Der vierte zentrale Punkt der angestrebten Reform war die Stärkung der Bundeswettbewerbsbehörde (BWB). Die BWB ist derzeit eine reine Ermittlungsbehörde und bedarf für jeden wesentlichen Verfahrensschritt eines Beschlusses des Kartellgerichtes (z.B. um ein Auskunftsersuchen durchzusetzen oder eine Geldbuße aufzuerlegen). Hier gab es im Vorfeld eine große Bandbreite an Meinungen, ob es dafürstehe, die BWB nun zur „Vollbehörde“ zu erheben und ihr somit auch die Entscheidungskompetenz über Kartellfälle zu geben. Die nun vorgeschlagene Lösung ist höchstens ein kleiner Schritt in diese Richtung. Die BWB wird demnach mit der Ermächtigung ausgestattet, strafbewährte Auskunftsbescheide aus Eigenem zu erlassen. Ob damit der Kartellrechtsvollzug in Österreich auf Behördenebene schon entsprechend geschärft wurde, darf jedoch bezweifelt werden.

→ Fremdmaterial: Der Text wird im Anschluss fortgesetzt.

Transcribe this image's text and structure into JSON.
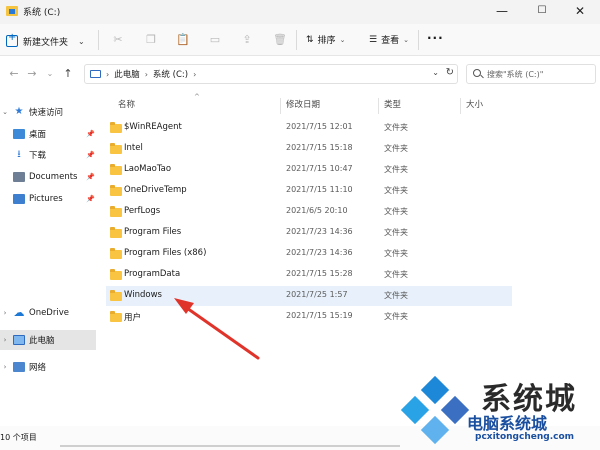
{
  "window": {
    "title": "系统 (C:)",
    "minimize": "—",
    "maximize": "☐",
    "close": "✕"
  },
  "toolbar": {
    "new_label": "新建文件夹",
    "new_caret": "⌄",
    "icons": [
      "scissors-icon",
      "copy-icon",
      "paste-icon",
      "rename-icon",
      "share-icon",
      "delete-icon"
    ],
    "sort_label": "排序",
    "view_label": "查看",
    "more_label": "···"
  },
  "address": {
    "back": "←",
    "forward": "→",
    "history": "⌄",
    "up": "↑",
    "breadcrumbs": [
      "此电脑",
      "系统 (C:)"
    ],
    "crumb_separator": "›",
    "dropdown": "⌄",
    "refresh": "↻"
  },
  "search": {
    "placeholder": "搜索\"系统 (C:)\""
  },
  "sidebar": {
    "items": [
      {
        "label": "快速访问",
        "chevron": "⌄",
        "pinned": false
      },
      {
        "label": "桌面",
        "chevron": "",
        "pinned": true
      },
      {
        "label": "下载",
        "chevron": "",
        "pinned": true
      },
      {
        "label": "Documents",
        "chevron": "",
        "pinned": true
      },
      {
        "label": "Pictures",
        "chevron": "",
        "pinned": true
      },
      {
        "label": "OneDrive",
        "chevron": "›",
        "pinned": false
      },
      {
        "label": "此电脑",
        "chevron": "›",
        "pinned": false,
        "selected": true
      },
      {
        "label": "网络",
        "chevron": "›",
        "pinned": false
      }
    ],
    "pin_glyph": "📌"
  },
  "columns": {
    "name": "名称",
    "date": "修改日期",
    "type": "类型",
    "size": "大小",
    "sort_indicator": "^"
  },
  "files": [
    {
      "name": "$WinREAgent",
      "date": "2021/7/15 12:01",
      "type": "文件夹"
    },
    {
      "name": "Intel",
      "date": "2021/7/15 15:18",
      "type": "文件夹"
    },
    {
      "name": "LaoMaoTao",
      "date": "2021/7/15 10:47",
      "type": "文件夹"
    },
    {
      "name": "OneDriveTemp",
      "date": "2021/7/15 11:10",
      "type": "文件夹"
    },
    {
      "name": "PerfLogs",
      "date": "2021/6/5 20:10",
      "type": "文件夹"
    },
    {
      "name": "Program Files",
      "date": "2021/7/23 14:36",
      "type": "文件夹"
    },
    {
      "name": "Program Files (x86)",
      "date": "2021/7/23 14:36",
      "type": "文件夹"
    },
    {
      "name": "ProgramData",
      "date": "2021/7/15 15:28",
      "type": "文件夹"
    },
    {
      "name": "Windows",
      "date": "2021/7/25 1:57",
      "type": "文件夹",
      "selected": true
    },
    {
      "name": "用户",
      "date": "2021/7/15 15:19",
      "type": "文件夹"
    }
  ],
  "status": {
    "item_count": "10 个项目"
  },
  "watermark": {
    "title": "系统城",
    "subtitle": "电脑系统城",
    "url": "pcxitongcheng.com",
    "colors": [
      "#1e88d8",
      "#2aa3e6",
      "#3a6fc2",
      "#5fb2ee"
    ]
  },
  "annotation": {
    "arrow_color": "#e0342b"
  }
}
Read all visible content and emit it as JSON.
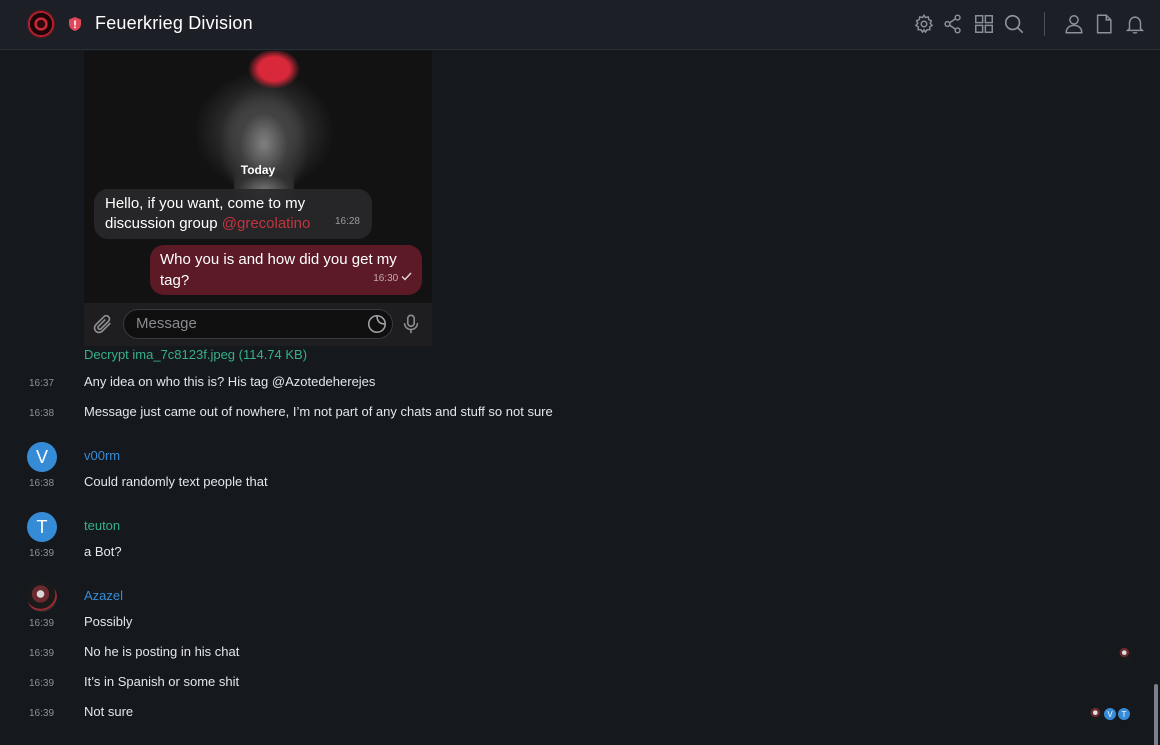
{
  "header": {
    "room_name": "Feuerkrieg Division",
    "icons": [
      "settings-icon",
      "share-icon",
      "apps-grid-icon",
      "search-icon",
      "people-icon",
      "files-icon",
      "notifications-icon"
    ]
  },
  "image_message": {
    "day_label": "Today",
    "incoming": {
      "text": "Hello, if you want, come to my discussion group",
      "mention": "@grecolatino",
      "time": "16:28"
    },
    "outgoing": {
      "text": "Who you is and how did you get my tag?",
      "time": "16:30"
    },
    "composer_placeholder": "Message",
    "decrypt_label": "Decrypt ima_7c8123f.jpeg (114.74 KB)"
  },
  "messages": [
    {
      "time": "16:37",
      "text": "Any idea on who this is? His tag @Azotedeherejes"
    },
    {
      "time": "16:38",
      "text": "Message just came out of nowhere, I’m not part of any chats and stuff so not sure"
    }
  ],
  "groups": [
    {
      "sender": "v00rm",
      "avatar_letter": "V",
      "color": "#368bd6",
      "messages": [
        {
          "time": "16:38",
          "text": "Could randomly text people that"
        }
      ]
    },
    {
      "sender": "teuton",
      "avatar_letter": "T",
      "color": "#36b08a",
      "messages": [
        {
          "time": "16:39",
          "text": "a Bot?"
        }
      ]
    },
    {
      "sender": "Azazel",
      "avatar_letter": "",
      "color": "#368bd6",
      "messages": [
        {
          "time": "16:39",
          "text": "Possibly"
        },
        {
          "time": "16:39",
          "text": "No he is posting in his chat"
        },
        {
          "time": "16:39",
          "text": "It’s in Spanish or some shit"
        },
        {
          "time": "16:39",
          "text": "Not sure"
        }
      ]
    }
  ],
  "read_receipts": {
    "row_posting": [
      "avatar-image"
    ],
    "row_not_sure": [
      "avatar-image",
      "V",
      "T"
    ]
  },
  "colors": {
    "accent_link": "#36b08a",
    "sender_blue": "#368bd6",
    "mention_red": "#c4343f",
    "background": "#15181d"
  }
}
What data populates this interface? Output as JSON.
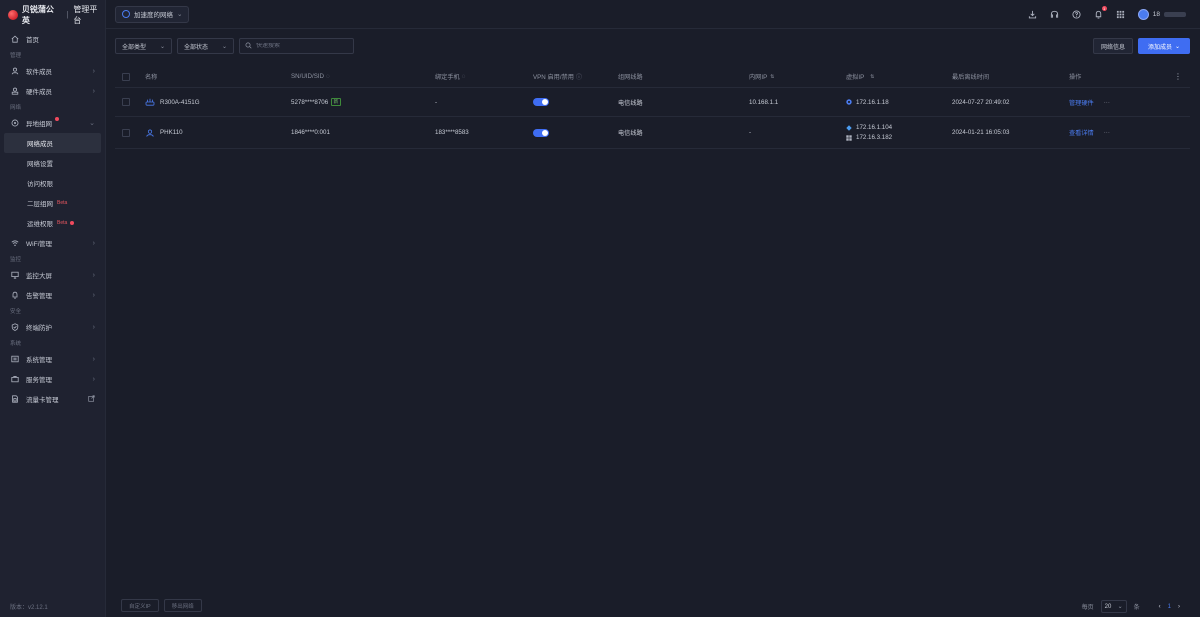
{
  "app": {
    "brand": "贝锐蒲公英",
    "portal": "管理平台",
    "version_label": "版本：v2.12.1"
  },
  "sidebar": {
    "home": "首页",
    "section_manage": "管理",
    "software_members": "软件成员",
    "hardware_members": "硬件成员",
    "section_network": "网络",
    "smart_network": "异地组网",
    "sub_items": [
      {
        "label": "网络成员"
      },
      {
        "label": "网络设置"
      },
      {
        "label": "访问权限"
      },
      {
        "label": "二层组网",
        "tag": "Beta"
      },
      {
        "label": "运维权限",
        "tag": "Beta"
      }
    ],
    "wifi": "WiFi管理",
    "section_monitor": "监控",
    "monitor_screen": "监控大屏",
    "alarm": "告警管理",
    "section_security": "安全",
    "terminal_protect": "终端防护",
    "section_system": "系统",
    "system_manage": "系统管理",
    "service_manage": "服务管理",
    "traffic_card": "流量卡管理"
  },
  "topbar": {
    "network_name": "加速度的网络",
    "notification_count": "1",
    "username": "18"
  },
  "filters": {
    "type": "全部类型",
    "status": "全部状态",
    "search_placeholder": "快速搜索",
    "network_info": "网络信息",
    "add_member": "添加成员"
  },
  "table": {
    "headers": {
      "name": "名称",
      "sn": "SN/UID/SID",
      "phone": "绑定手机",
      "vpn": "VPN 启用/禁用",
      "line": "组网线路",
      "lan_ip": "内网IP",
      "virtual_ip": "虚拟IP",
      "last_online": "最后离线时间",
      "ops": "操作"
    },
    "rows": [
      {
        "name": "R300A-4151G",
        "sn": "5278****8706",
        "sn_tag": "新",
        "phone": "-",
        "vpn_on": true,
        "line": "电信线路",
        "lan_ip": "10.168.1.1",
        "virtual_ip": [
          "172.16.1.18"
        ],
        "last_online": "2024-07-27 20:49:02",
        "op_label": "管理硬件",
        "more": "···"
      },
      {
        "name": "PHK110",
        "sn": "1846****0:001",
        "phone": "183****8583",
        "vpn_on": true,
        "line": "电信线路",
        "lan_ip": "-",
        "virtual_ip": [
          "172.16.1.104",
          "172.16.3.182"
        ],
        "last_online": "2024-01-21 16:05:03",
        "op_label": "查看详情",
        "more": "···"
      }
    ]
  },
  "footer": {
    "btn_custom_ip": "自定义IP",
    "btn_remove": "移出网络",
    "per_page": "每页",
    "page_size": "20",
    "unit": "条",
    "current_page": "1"
  },
  "colors": {
    "accent": "#3f6df2",
    "background": "#1a1d29",
    "sidebar": "#1f2230",
    "danger": "#f04a5e"
  }
}
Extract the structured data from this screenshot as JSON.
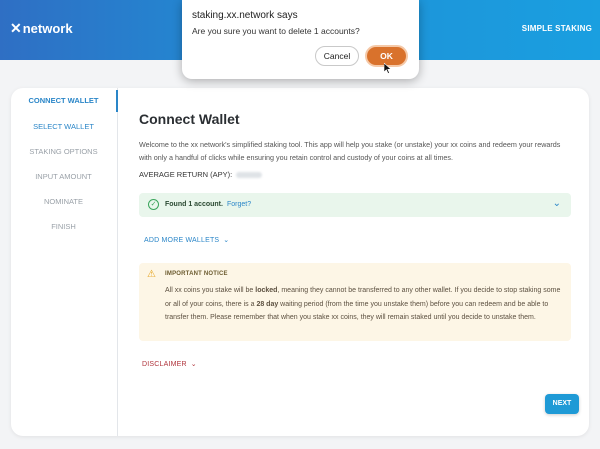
{
  "header": {
    "logo_text": "network",
    "logo_mark": "✕",
    "right_label": "SIMPLE STAKING"
  },
  "sidebar": {
    "steps": [
      {
        "label": "CONNECT WALLET",
        "state": "active"
      },
      {
        "label": "SELECT WALLET",
        "state": "current"
      },
      {
        "label": "STAKING OPTIONS",
        "state": "pending"
      },
      {
        "label": "INPUT AMOUNT",
        "state": "pending"
      },
      {
        "label": "NOMINATE",
        "state": "pending"
      },
      {
        "label": "FINISH",
        "state": "pending"
      }
    ]
  },
  "main": {
    "title": "Connect Wallet",
    "intro": "Welcome to the xx network's simplified staking tool. This app will help you stake (or unstake) your xx coins and redeem your rewards with only a handful of clicks while ensuring you retain control and custody of your coins at all times.",
    "apy_label": "AVERAGE RETURN (APY):",
    "found_text": "Found 1 account.",
    "found_link": "Forget?",
    "add_more": "ADD MORE WALLETS",
    "notice_title": "IMPORTANT NOTICE",
    "notice_body_1": "All xx coins you stake will be ",
    "notice_bold_1": "locked",
    "notice_body_2": ", meaning they cannot be transferred to any other wallet. If you decide to stop staking some or all of your coins, there is a ",
    "notice_bold_2": "28 day",
    "notice_body_3": " waiting period (from the time you unstake them) before you can redeem and be able to transfer them. Please remember that when you stake xx coins, they will remain staked until you decide to unstake them.",
    "disclaimer": "DISCLAIMER",
    "next": "NEXT"
  },
  "dialog": {
    "title": "staking.xx.network says",
    "message": "Are you sure you want to delete 1 accounts?",
    "cancel": "Cancel",
    "ok": "OK"
  },
  "colors": {
    "accent": "#2a86c8",
    "ok_button": "#d9722c",
    "success_bg": "#e9f6ec",
    "notice_bg": "#fdf6e6",
    "disclaimer": "#b0343c"
  }
}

Angleichung an EU-Normen fehlt
Als Resümee lässt sich festhalten, dass zwar die Intention begrüßenswert ist, längst fällige Problembereiche des österreichischen Kartellrechts anzugehen. Die dadurch bewirkte punktuelle Regelung wirft aber wieder neue Fragen auf. Umso bedauerlicher ist es, dass die Gelegenheit für eine grundlegende Reform des KartG, etwa durch eine weitgehende Angleichung an EU-Normen, nicht genutzt wurde. Hier besteht durchaus noch Platz für den nächsten Reformschub.
Dr. Raoul Hoffer ist Partner bei Binder Grösswang Rechtsanwälte.